Too much emotion, too much longing which cannot easily be materialised, too much anxiety, and an excess of any kind of emotion—all these drain our energy. We may have taken a very sumptuous and nourishing meal, but upon receiving shocking news our nerves may be agitated, and immediately we feel as weak as if we were going to die. The diet we have taken is no support for us at that time. Shocking news which affects the nerves creates such a psychic disturbance that the meal we have taken is of no use. It looks as if we had eaten nothing for months, and we will feel like sinking into the earth. Such is the power of emotion.

It is useless for a student of yoga to think that he can have strength merely by eating well. There are people who eat well in this world but who are not happy, and they may be very weak and rigid. We should not imitate these people. Those who wear nice clothes, live in spacious houses and eat well are not necessarily happy people, and these are not going to be our examples. The path of yoga is a different way of approach altogether, where we try to understand ourselves in relation to nature. Our relation to nature is such that we cannot take liberties with nature. We should not take too many liberties with nature or even with our own body. “Oh, I cannot digest well.” Well, if this is so, then one should not eat so much that one falls sick afterwards. Nature has a principle of its own, and while it tolerates errors to some extent, it cannot tolerate them for a long time. God and nature work in the same way. Their mills grind slowly, as it were, but very finely, and we should understand this as citizens of the universe.

The energy that a student of yoga is called upon to retain in his or her system is the predisposition to concentration of mind. All of yoga is concentration of mind, we must remember. Whatever be the type of yoga we may be performing, concentration of mind is necessary. It may be a practice of asanas, it may be pranayama, it may be hatha yoga or anything else, but if the mind is not there, it is not going to help us. Even in a simple posture like the savasana (corpse pose), at which we may laugh when it is being called an asana—it is the most difficult asana to perform, because due to agitation we may not be able to properly perform savasana, even though we may be able to stand on our heads.

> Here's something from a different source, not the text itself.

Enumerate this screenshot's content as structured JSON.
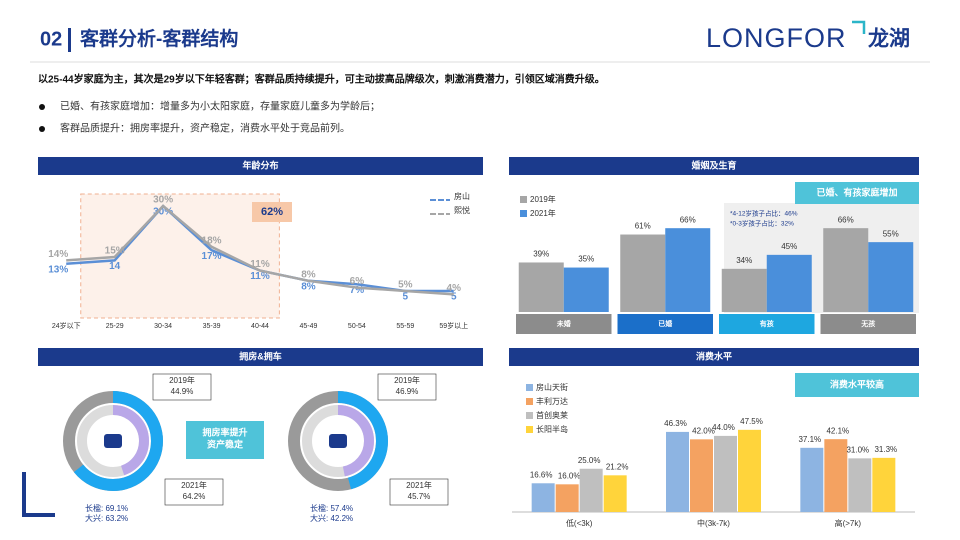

Concentration of mind properly done relaxes the mind, but to be relaxed is a most difficult thing. Concentration is the same as relaxation; however, it is not an exercise of the will. Many students of yoga think that concentration is a tremendous effort of will, where we have to put pressure on our nerves, as if we were walking on the edge of a sword. It is not so. Concentration of mind is at the same time ease of the mind. At any level of the practice of yoga, even in the first rudimentary level, what we are called upon to achieve is ease in the system and not concentration in the sense of undue pressure exerted on any part of the system.